Along the Kancamangus Highway, White Mountain NF, NH

In June of 1997, my time working for the Appalachian Trail Conference had come to an end.  As I drove back towards Tennessee, I pondered over the different things I had seen over the past several months. I had not expected to visit New England, much less see the things I had. As the miles rolled past, I found it difficult to be enthusiastic about returning to an area overrun by tourists.

The weekend before July 4th, I sat in traffic for a couple of hours trying to get back to Sevierville. I felt the frustration level growing in side of me and the first people I went to visit, were two friends who were thru-hiking the Appalachian Trail that year. They were starting at Mt. Katahdin and hiking south.
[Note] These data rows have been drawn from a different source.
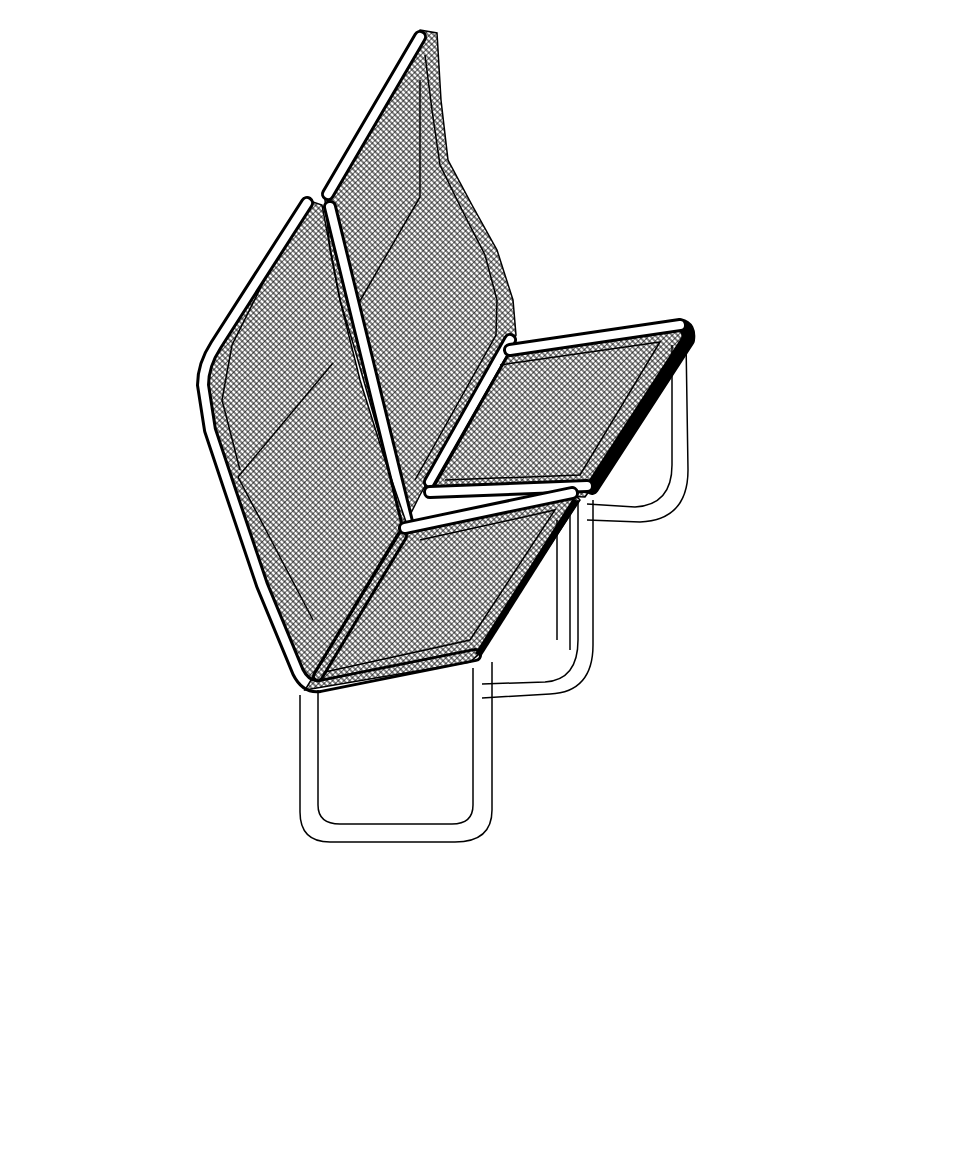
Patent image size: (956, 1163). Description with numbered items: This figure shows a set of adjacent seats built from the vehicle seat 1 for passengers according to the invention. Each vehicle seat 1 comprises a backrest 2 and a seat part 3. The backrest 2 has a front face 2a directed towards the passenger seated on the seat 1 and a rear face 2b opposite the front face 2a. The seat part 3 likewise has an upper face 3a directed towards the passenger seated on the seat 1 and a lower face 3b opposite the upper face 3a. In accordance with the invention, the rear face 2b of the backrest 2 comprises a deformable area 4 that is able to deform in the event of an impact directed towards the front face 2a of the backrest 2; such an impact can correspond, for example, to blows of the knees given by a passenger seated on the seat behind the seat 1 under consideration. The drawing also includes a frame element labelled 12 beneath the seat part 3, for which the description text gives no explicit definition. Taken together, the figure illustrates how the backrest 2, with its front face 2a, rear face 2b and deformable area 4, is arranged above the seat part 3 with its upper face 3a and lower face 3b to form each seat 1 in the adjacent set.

The vehicle seat 1 is at (244, 260).
The backrest 2 is at (195, 416).
The front face 2a is at (457, 236).
The rear face 2b is at (225, 530).
The seat part 3 is at (530, 655).
The upper face 3a is at (603, 330).
The lower face 3b is at (652, 388).
The deformable area 4 is at (287, 553).
The front leg frame 12 is at (425, 838).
Sitting next to the Mt. Wahington Auto Road, NH

Since I had some money saved up, I made a last-minute decision that I would drive to Millinocket, ME and hike as long as I felt like. I knew a thru hike wasn’t in me, but I felt up to the challenge that hiking Maine presented. So on July 2nd, I once again turned my car back to the north and drove to Maine with a short stop in the Whites.
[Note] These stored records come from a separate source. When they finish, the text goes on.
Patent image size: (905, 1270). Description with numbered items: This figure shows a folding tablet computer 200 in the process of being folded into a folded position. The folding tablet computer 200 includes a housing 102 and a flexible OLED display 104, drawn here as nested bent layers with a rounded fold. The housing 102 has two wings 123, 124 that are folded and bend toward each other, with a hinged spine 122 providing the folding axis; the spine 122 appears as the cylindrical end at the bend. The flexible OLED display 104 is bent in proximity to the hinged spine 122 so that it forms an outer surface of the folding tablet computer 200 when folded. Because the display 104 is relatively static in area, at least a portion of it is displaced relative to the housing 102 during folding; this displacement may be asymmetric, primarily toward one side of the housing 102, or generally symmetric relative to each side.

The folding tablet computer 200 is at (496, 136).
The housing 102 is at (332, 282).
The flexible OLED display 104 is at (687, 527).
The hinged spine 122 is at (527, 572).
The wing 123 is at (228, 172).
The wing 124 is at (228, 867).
Looking into Tuckerman's Ravine, WMNF, NH

We were in New Hampshire and on July 4th, we hiked Mt. Washington via Tuckerman’s Ravine Trail. It was unlike any hiking I had done before and a clear day was our reward. We camped just down the road from Pinkham Notch and the following day, we would be sleeping in Baxter State Park, our last night before summiting Mt. Katahdin.